Moreover, with the lockdown restrictions easing, the Muslim community can now celebrate Eid together (albeit carefully), allowing for families and friends to rejoice after a very long break!
The experience in Australia isn’t enormously different from other Muslim countries, such as Pakistan, Indonesia, Turkey, Egypt, and the Arab cities in the Middle-East and Saudi Arabia such as Dubai, Jordan, Syria, Mecca and Medina. It is a time of worship and devotion, whilst bringing hearts together.
A month of rewards – and at Crescent Wealth too!
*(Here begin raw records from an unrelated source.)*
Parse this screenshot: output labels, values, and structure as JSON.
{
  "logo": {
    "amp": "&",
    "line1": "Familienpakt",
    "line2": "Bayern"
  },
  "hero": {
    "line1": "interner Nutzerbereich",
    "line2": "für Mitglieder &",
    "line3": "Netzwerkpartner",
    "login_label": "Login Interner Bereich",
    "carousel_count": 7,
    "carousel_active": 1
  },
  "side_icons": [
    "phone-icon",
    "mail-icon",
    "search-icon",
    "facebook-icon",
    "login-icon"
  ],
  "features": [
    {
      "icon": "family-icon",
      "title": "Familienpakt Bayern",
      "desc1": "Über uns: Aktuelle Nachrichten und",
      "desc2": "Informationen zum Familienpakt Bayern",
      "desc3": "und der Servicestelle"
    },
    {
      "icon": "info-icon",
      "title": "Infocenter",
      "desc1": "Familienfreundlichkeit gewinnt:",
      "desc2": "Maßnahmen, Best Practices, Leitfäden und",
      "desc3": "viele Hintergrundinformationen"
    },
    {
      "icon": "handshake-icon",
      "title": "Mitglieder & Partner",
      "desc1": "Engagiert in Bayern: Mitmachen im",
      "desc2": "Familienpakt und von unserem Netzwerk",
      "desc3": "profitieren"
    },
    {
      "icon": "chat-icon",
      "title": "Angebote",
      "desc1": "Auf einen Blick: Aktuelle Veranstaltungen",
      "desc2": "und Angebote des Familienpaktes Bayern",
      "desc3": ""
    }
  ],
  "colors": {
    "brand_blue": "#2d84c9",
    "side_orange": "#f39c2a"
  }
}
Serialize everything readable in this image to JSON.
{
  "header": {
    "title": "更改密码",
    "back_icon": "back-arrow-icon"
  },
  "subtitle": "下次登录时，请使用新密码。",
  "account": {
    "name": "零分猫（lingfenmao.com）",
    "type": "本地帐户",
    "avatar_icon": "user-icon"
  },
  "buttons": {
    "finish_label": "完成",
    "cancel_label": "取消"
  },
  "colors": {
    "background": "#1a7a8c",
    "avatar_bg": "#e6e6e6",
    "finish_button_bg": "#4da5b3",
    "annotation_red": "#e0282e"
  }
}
More than anything, Ramadan is understood by Muslims to be a month of immense reward.
The reward for fasting itself is mentioned in many sayings of the Prophet Muhammad, including a very famous one as follows: “Every action of the son of Adam is given manifold reward, each good deed receiving ten times its like, up to seven hundred times. God, the Most High said: ‘Except for fasting, for it is for Me and I will give recompense for it, he leaves off his desires and his food for Me.’ For the fasting person, there are two times of joy; a time when he breaks his fast and a time of joy when he meets his Lord, and the smell coming from the mouth of the fasting person is better with Allah than the smell of musk” (Bukhari).
It is the month of Muslims being rewarded by God and rewarding others through – employees, community, others whom they are pleased with.
In a similar vein this year, we at Crescent Wealth are launching our Crescent Rewards product, offering our members a big thank you for their loyalty over the years and to our community large. To new members, we look forward to welcoming you through this spirit of rewards and generosity through the launch of our Crescent Rewards program!
A month of generosity
Muslims believe that one of the names of God is Al-Kareem, which means The Most Generous. Muslims believe that everything comes from God and returns to Him. Therefore everything we own is just a loan, something we promise to preserve, protect and share. Generosity is a desire and readiness to give.
Generosity in manifested in Islam in even one of its five fundamentals, through Zakat. This is a mandatory act of giving (which many Muslims offer during Ramadan itself) and of the key responsibilities of each adult able Muslim. The word Zakat is translated as “purification” of wealth. This donation is said to redeem and purify the wealth and well-being of a Muslim.
Further, Muslims try to extend their generosity through voluntary donations called sadaqah. This is charity given purely out of a desire to please God and help others. The linguistic meaning of the word sadaqah is honesty, or as defined by some the honesty of the heart towards the Almighty. Everything that is given gladly and intended to satisfy God is called sadaqah: from money to a smile!
A month of purification
In bringing many of these themes together, Ramadan at its highest may be described as a month of purification: of one’s self, one’s relationships, one’s inner thoughts and feelings. And also one’s wealth, through the giving of its mandatory component for the pleasure of God.
It is in a similar vein that many Muslims also become more conscious of the legality and religious ethics of their wealth during this month. Many Muslims, realising the importance of “pure” wealth and earnings, begin to eschew non-Islamic sources of income and earnings, including through their jobs, investments, etc.
In this month, Crescent Wealth is proud to work with our community to offer one such form of wealth purification, through a Halal investment option that is built on Islamic investment principles. Our super fund offers Muslims a choice for their super that is in line with their morals and values.
We offer our readers and community a warm “Ramadan Kareem” (blessed Ramadan) and hope they have a fantastic month of reflection and celebration!